What ABG values are concerning and require immediate intervention?

Critical values: pH <7.20 or >7.60 (severe acidemia/alkalemia), PCO2 >80 (severe respiratory acidosis), PaO2 <50 (critical hypoxemia), HCO3 <15 or >35. Any of these = notify provider immediately. pH <7.20 with high PCO2 = respiratory failure, may need intubation.

What should I do if the ventilator alarming continuously?
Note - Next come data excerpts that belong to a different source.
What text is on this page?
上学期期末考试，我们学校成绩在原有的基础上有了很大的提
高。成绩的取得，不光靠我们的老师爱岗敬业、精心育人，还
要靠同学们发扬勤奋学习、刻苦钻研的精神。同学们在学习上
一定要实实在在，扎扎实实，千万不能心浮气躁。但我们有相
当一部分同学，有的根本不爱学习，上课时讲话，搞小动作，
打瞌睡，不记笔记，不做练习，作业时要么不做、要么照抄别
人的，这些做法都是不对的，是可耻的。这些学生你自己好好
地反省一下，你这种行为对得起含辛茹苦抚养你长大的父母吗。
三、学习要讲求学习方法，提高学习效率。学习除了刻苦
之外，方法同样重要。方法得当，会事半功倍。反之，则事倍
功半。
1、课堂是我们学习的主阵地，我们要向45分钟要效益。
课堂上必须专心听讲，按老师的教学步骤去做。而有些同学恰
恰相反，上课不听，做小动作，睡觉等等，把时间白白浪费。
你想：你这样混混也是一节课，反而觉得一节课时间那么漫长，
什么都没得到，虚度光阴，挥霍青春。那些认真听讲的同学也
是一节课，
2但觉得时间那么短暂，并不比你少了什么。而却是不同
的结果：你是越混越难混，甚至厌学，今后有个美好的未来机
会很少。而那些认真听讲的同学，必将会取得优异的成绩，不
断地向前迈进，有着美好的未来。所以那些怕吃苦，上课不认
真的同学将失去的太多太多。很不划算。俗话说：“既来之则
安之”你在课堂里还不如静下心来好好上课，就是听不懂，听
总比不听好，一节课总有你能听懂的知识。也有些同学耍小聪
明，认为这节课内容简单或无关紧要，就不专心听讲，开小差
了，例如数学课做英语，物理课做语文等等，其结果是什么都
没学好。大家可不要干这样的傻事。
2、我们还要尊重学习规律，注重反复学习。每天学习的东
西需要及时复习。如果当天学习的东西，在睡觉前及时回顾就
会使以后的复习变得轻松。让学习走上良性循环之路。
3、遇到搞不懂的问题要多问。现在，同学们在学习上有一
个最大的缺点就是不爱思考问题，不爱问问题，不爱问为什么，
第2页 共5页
Troubleshoot systematically: 1) Check patient—is he/she agitated, fighting ventilator? 2) Suction if needed (secretions/mucus), 3) Check ventilator tube—is it kinked or obstructed? 4) Review ventilator settings—are they appropriate for patient? 5) Get ABG if alarm persists. Never ignore continuous alarms—find the cause.

How can I tell if my patient has restrictive vs. obstructive disease?

Key is FEV1/FVC ratio: OBSTRUCTIVE = low ratio (cannot blow out fast), both volumes reduced but ratio preserved. RESTRICTIVE = preserved or high ratio (can blow out what volume is there, but volume is small), both volumes reduced proportionally. PFT patterns guide treatment—different approaches for each.